After the race -- we did it!
I was so excited to have my family cheering for me as I sprinted to the finish line! (My mom and other sister were there, too, but we didn't get a pic with them.)
And guess what?? I finished in under 2 hours! I have never been a runner, except for short distance sprints until this last year. I used to try and run with my mom when I was a teenager and in my early twenties, and I would be fine for about a mile... and then I'd start to taste blood in my throat and my side would kill and my knees would kill (I do have bad knees), and I'd pretty much limp the rest of the way home. It was pathetic.
But then my mom and my sister ran a half marathon together and I thought, I want to do that! If they can do it, I can do it!
I ran my first race (a 10k) the month I got pregnant with Baby Girl, less than 2 years ago. The last couple of miles were so hard, but I made myself finish. The minute I crossed that finish line, the pain was gone, the exhaustion was gone, I was completely exhilarated. That sense of accomplishment was incredible--it was such a high. And I got hooked. But I also got pregnant. And had all sorts of complications and eventually got put on bedrest. So the running had to be put on hold. After I had her, I knew exercise was a great treatment for my PPD, and I kept thinking about that high from finishing my 10k. Feeling brave (and also wanting motivation) I decided to sign up for the Halloween Half, 4 months and 1 day after she was born. I did a couple of posts about that, and how hard it was, but what an amazing feeling it was to finish my first half-marathon. I did it in 2:27 or so.
Now, less than a year later, I shaved almost 29 minutes off my time! So you can see why I am so excited! But unfortunately, my cute sis is going back to college and the ballet program, so she has to stop running and get back into ballet-shape. Maybe sometime in the future we'll get to be running partners again. But for now, I'm just so thrilled that I reached this goal.

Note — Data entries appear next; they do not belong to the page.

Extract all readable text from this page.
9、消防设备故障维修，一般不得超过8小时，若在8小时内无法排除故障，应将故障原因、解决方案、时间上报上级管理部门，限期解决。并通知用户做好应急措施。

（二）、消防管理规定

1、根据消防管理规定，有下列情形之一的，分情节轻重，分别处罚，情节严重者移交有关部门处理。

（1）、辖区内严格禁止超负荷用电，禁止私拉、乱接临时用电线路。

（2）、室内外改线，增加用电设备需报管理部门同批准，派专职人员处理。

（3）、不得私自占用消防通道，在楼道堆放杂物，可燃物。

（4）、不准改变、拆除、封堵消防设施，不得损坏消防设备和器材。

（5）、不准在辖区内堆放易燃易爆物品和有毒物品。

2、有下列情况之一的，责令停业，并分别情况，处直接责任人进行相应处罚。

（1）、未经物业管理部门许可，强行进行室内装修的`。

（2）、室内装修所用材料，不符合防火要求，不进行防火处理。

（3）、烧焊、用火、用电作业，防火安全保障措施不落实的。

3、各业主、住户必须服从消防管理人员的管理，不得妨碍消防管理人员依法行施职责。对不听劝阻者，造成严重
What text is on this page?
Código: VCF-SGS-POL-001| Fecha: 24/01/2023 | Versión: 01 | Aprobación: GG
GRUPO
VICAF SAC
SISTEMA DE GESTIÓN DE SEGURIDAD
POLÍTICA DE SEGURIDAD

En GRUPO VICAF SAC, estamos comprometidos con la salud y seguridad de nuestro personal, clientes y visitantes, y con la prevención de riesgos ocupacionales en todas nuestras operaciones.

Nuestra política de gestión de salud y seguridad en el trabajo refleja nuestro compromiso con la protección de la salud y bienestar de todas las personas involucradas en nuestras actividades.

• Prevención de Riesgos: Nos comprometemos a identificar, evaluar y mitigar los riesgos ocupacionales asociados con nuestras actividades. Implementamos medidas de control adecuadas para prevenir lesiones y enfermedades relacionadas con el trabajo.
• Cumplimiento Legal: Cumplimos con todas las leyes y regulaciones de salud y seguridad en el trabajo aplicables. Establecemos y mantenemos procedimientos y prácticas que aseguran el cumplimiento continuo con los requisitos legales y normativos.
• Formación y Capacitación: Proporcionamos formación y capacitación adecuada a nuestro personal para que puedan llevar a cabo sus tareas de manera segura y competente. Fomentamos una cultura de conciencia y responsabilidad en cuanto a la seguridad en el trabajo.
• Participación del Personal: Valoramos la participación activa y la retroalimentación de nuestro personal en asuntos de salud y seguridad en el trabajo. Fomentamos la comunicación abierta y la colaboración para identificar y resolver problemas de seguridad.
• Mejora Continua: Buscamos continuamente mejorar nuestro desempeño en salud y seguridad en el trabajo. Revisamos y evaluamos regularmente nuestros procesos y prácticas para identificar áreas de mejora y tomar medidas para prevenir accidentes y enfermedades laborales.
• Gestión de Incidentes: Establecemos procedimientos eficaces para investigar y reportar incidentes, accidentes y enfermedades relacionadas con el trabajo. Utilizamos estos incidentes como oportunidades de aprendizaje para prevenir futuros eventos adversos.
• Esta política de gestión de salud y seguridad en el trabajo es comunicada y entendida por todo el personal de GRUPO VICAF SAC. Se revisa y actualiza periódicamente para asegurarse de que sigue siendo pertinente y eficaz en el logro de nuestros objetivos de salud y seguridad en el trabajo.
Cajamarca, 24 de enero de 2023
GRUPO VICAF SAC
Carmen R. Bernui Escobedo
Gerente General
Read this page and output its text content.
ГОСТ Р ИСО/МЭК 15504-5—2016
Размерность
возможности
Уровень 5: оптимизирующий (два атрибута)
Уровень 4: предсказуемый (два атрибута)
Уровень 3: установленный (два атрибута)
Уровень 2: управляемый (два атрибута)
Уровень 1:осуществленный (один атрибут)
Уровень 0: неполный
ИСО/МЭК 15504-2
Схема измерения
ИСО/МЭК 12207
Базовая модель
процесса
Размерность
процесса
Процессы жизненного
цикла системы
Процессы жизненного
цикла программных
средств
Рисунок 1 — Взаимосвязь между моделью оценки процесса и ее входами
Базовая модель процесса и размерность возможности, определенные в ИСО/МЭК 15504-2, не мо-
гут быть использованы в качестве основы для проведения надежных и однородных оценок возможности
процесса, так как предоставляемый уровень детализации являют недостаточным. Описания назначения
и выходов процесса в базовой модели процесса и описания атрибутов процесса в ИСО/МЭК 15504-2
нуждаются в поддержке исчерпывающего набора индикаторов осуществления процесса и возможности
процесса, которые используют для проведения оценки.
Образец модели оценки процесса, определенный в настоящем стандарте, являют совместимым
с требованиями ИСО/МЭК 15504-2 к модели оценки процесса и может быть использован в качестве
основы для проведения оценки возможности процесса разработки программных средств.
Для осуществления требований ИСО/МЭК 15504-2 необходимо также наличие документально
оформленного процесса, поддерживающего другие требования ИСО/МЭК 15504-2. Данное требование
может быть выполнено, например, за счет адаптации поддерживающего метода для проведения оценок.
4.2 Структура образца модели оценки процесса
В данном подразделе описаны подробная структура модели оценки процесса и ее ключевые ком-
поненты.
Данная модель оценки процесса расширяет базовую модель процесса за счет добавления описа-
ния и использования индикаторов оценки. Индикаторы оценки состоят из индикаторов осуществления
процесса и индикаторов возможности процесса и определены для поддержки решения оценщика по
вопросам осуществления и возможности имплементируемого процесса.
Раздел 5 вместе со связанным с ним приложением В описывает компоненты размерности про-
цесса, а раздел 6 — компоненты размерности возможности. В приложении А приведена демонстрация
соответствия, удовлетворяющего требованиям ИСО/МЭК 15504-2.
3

I CAN do hard things! Because trust me, that was a HARD run by the end. I just forced myself to keep going, to keep pushing, knowing the end was near. And I've been feeling it all weekend. My left knee felt like someone hit my with a sledgehammer all day on Saturday. It's quite a bit better now, thankfully.
Forcing myself to keep going, to keep pushing, and achieving that goal taught me a lot about myself. About my body. About the power of my mind. About the strength of my will.
Remember that post from last week, about how I AM an author, because I will never give up, I will always write--no matter what results I get? I guess, now I can say, I AM a runner, too. I may never run a half in the 1:30's or 1:20's like some of my friends, but for the girl who couldn't run more than a mile not too long ago, I'm so excited for where I am.
What goal have you accomplished that you're proud of?